GCAL: Adapting Graph Models to Evolving Domain Shifts
This addresses the challenge of adapting graph models to continuous domain shifts, which is crucial for applications like social networks or recommendation systems, though it is incremental as it builds on existing graph domain adaptation techniques.
The paper tackles the problem of graph domain adaptation for evolving out-of-distribution graphs, where conventional methods fail due to single-step adaptation and catastrophic forgetting. It introduces GCAL, which uses bilevel optimization with information maximization and variational memory generation, achieving substantial improvements in adaptability and knowledge retention over existing methods.
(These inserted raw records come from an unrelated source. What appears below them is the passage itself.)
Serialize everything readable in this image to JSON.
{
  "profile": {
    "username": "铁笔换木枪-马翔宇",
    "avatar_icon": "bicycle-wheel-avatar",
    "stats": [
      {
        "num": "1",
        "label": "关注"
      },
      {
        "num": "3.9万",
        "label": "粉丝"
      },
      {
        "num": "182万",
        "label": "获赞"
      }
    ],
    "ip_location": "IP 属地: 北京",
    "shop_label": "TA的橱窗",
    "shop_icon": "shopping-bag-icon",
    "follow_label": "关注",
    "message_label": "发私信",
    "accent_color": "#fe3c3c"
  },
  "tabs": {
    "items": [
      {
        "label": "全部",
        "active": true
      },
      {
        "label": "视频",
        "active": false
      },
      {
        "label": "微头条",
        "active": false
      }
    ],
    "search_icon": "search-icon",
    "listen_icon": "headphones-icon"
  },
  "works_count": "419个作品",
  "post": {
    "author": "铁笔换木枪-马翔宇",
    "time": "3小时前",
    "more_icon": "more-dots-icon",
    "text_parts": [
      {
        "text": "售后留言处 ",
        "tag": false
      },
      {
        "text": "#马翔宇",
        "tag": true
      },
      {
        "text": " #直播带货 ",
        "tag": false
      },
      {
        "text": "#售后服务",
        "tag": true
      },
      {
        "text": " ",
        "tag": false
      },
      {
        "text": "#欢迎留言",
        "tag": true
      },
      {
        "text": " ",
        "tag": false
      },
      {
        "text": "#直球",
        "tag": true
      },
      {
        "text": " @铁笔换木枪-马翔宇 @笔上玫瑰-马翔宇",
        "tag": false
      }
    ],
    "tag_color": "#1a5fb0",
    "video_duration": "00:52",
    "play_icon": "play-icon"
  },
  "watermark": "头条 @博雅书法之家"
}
This paper addresses the challenge of graph domain adaptation on evolving, multiple out-of-distribution (OOD) graphs. Conventional graph domain adaptation methods are confined to single-step adaptation, making them ineffective in handling continuous domain shifts and prone to catastrophic forgetting. This paper introduces the Graph Continual Adaptive Learning (GCAL) method, designed to enhance model sustainability and adaptability across various graph domains. GCAL employs a bilevel optimization strategy. The "adapt" phase uses an information maximization approach to fine-tune the model with new graph domains while re-adapting past memories to mitigate forgetting. Concurrently, the "generate memory" phase, guided by a theoretical lower bound derived from information bottleneck theory, involves a variational memory graph generation module to condense original graphs into memories. Extensive experimental evaluations demonstrate that GCAL substantially outperforms existing methods in terms of adaptability and knowledge retention.